PlayStation Vue was the first major service of its type when it launched in the United States in 2015. It was followed by offerings from Hulu, YouTube, and others that sought to provide the basic live-TV cable experience streaming over the Internet with more modern interfaces and built-in features like cloud-based DVR and without long-term contract commitments. However, despite its early start, the Vue service lagged competitors in terms of subscribers. And since Sony had less leverage in the entertainment business than say, Disney (which is the majority owner of Hulu), it reportedly found itself paying more than competitors for already extremely pricy content deals with TV networks.

Just a few days ago, a report claimed that Sony had sought to find a buyer for the Vue service, which has never been profitable. Any buyer would have acquired Vue’s subscribers and technology but not necessarily its content agreements, which are difficult to secure. The report indicated that Sony was struggling to find an interested party.

The effort to reimagine the cable bundle for streaming devices has been slow to gain traction even for some of the other top players that have outperformed Vue. As we noted in our previous article on the company’s efforts to sell Vue, the wind seems to be strongly behind a channel-based, a la carte ecosystem of low-priced ($6-15/month) streaming services dedicated primarily to producing and distributing original content rather than licensing entire channels or big content packages from other companies.

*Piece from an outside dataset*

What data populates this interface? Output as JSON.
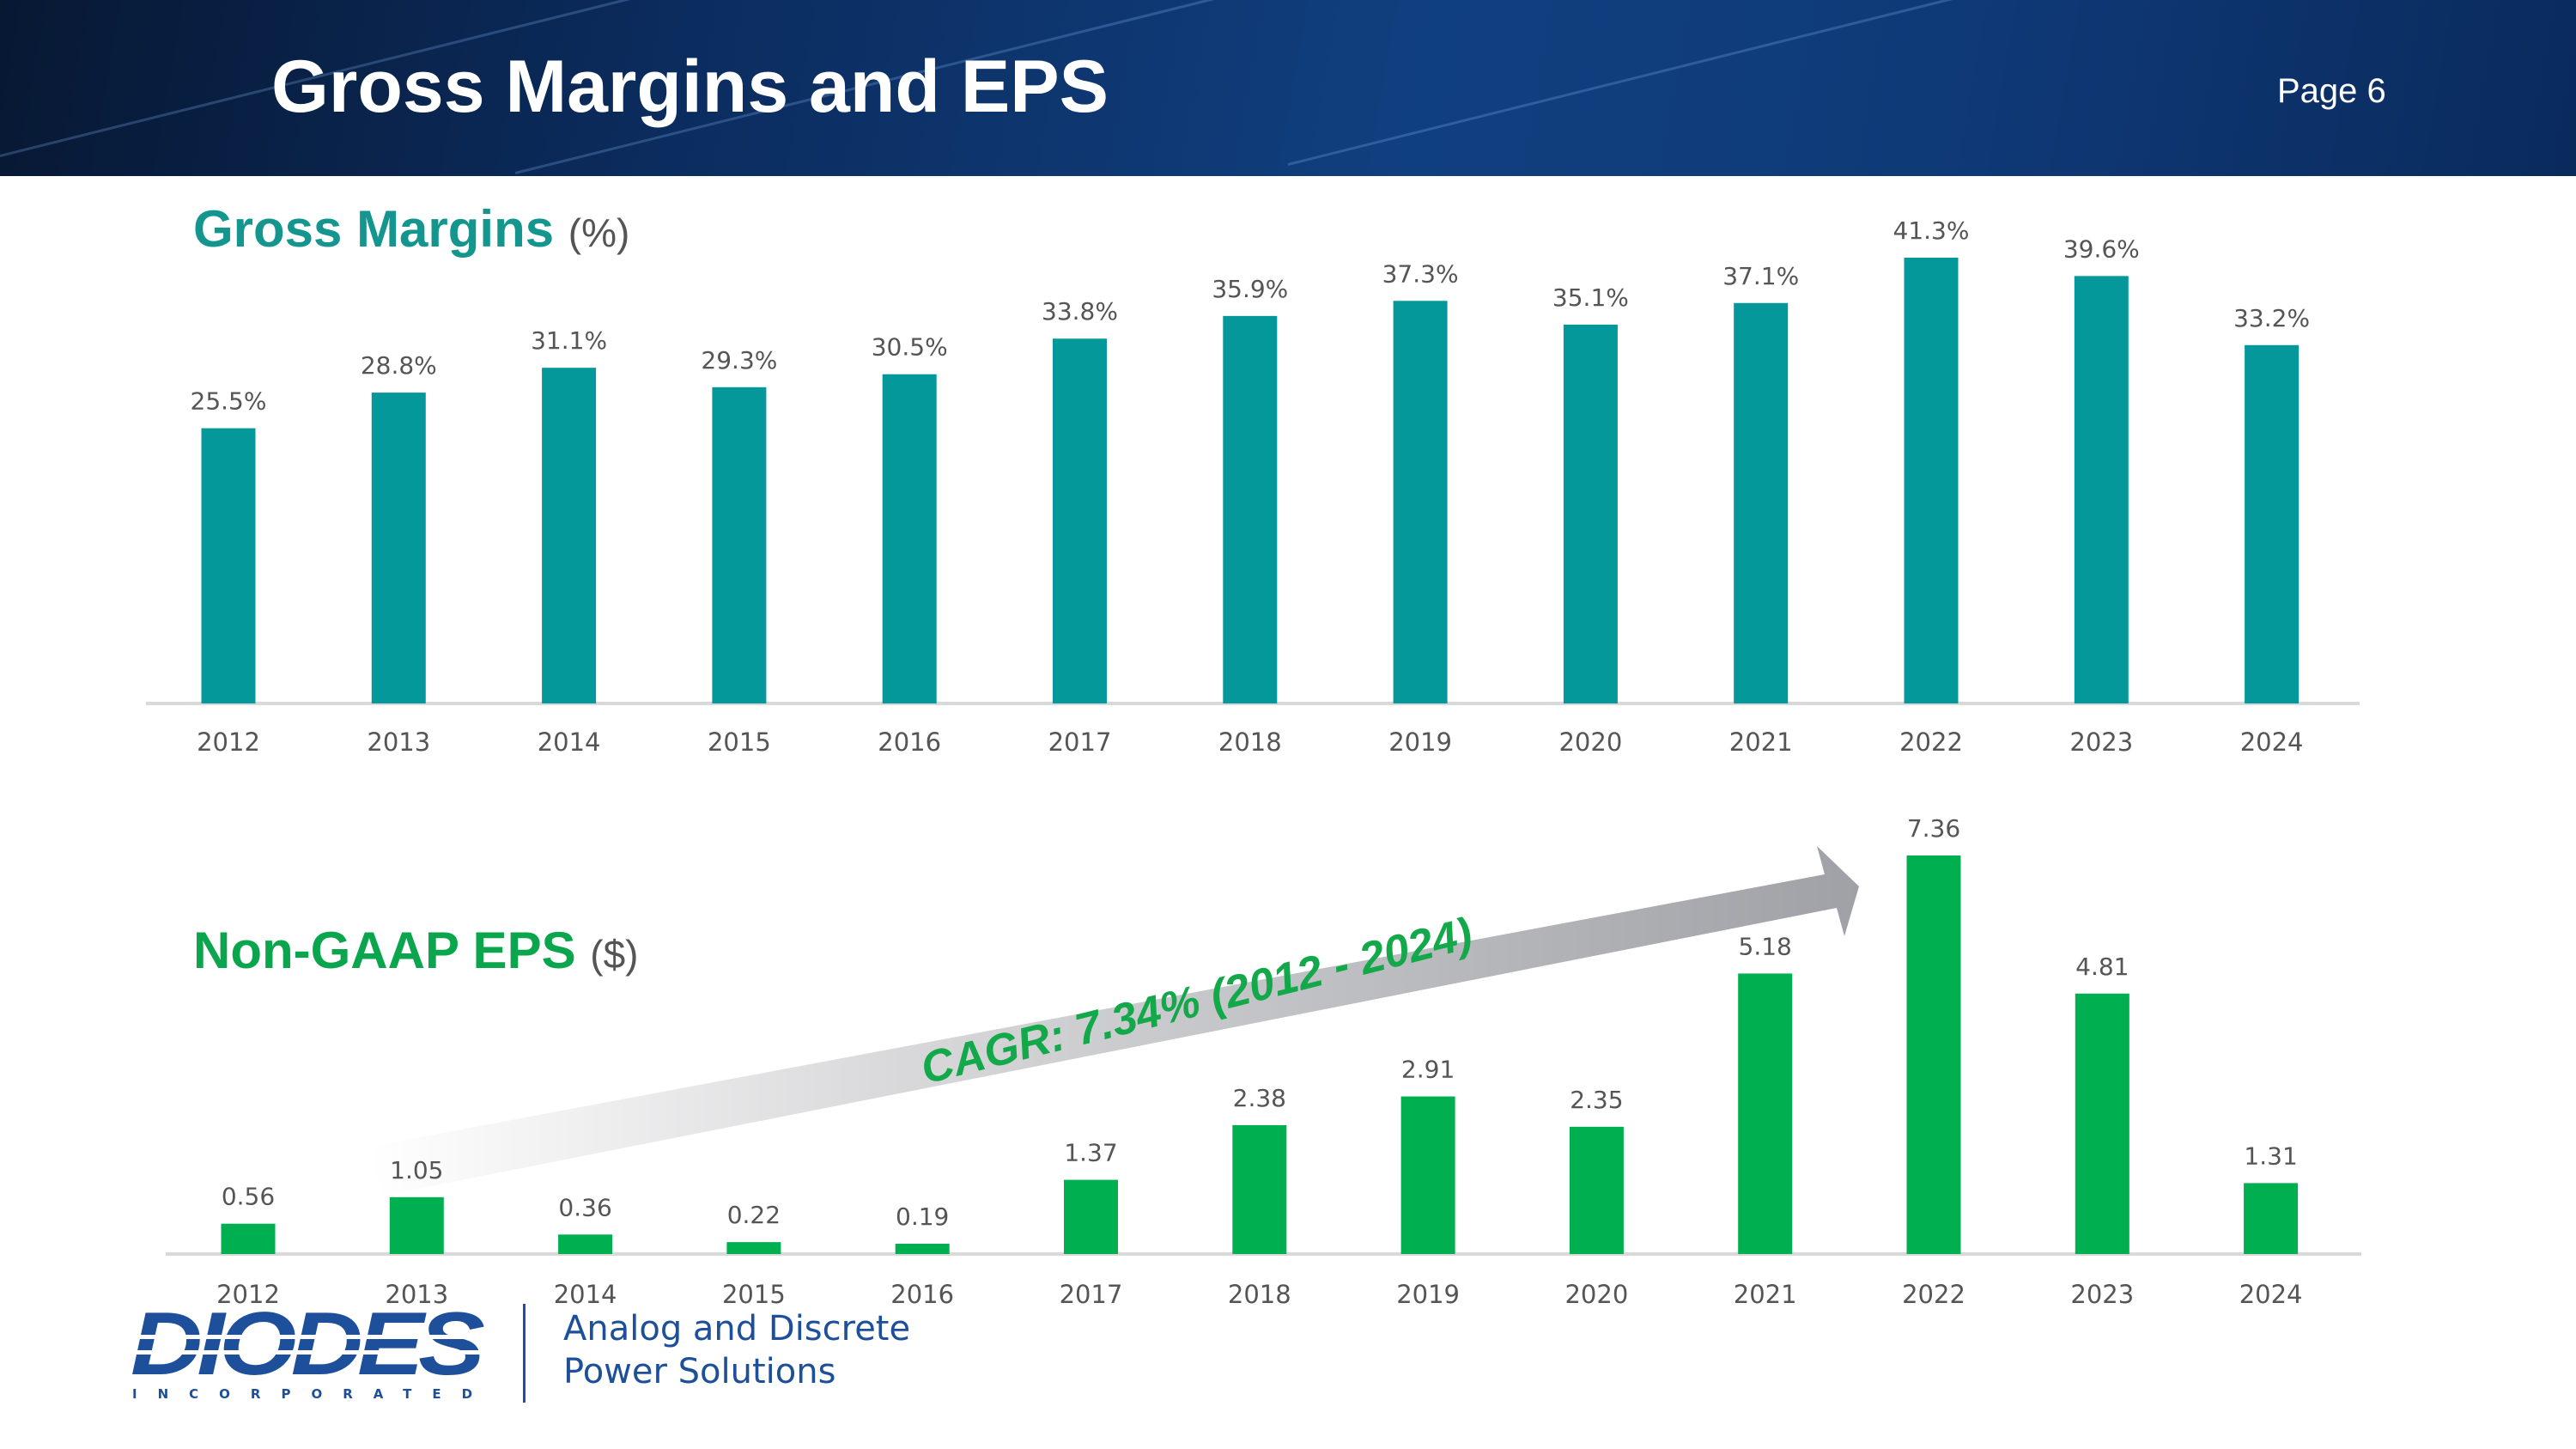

Netflix, Amazon, Hulu, HBO, Showtime, CBS, and others have already found varying levels of success with the strategy, and major new competitors like Disney and Comcast/NBC Universal are poised to enter the field soon, as well. Cable subscriptions are also declining, albeit slowly; consumers seem to be voting with their dollars for a different model than traditional live-TV bundles, and Sony seems to have learned that the hard way.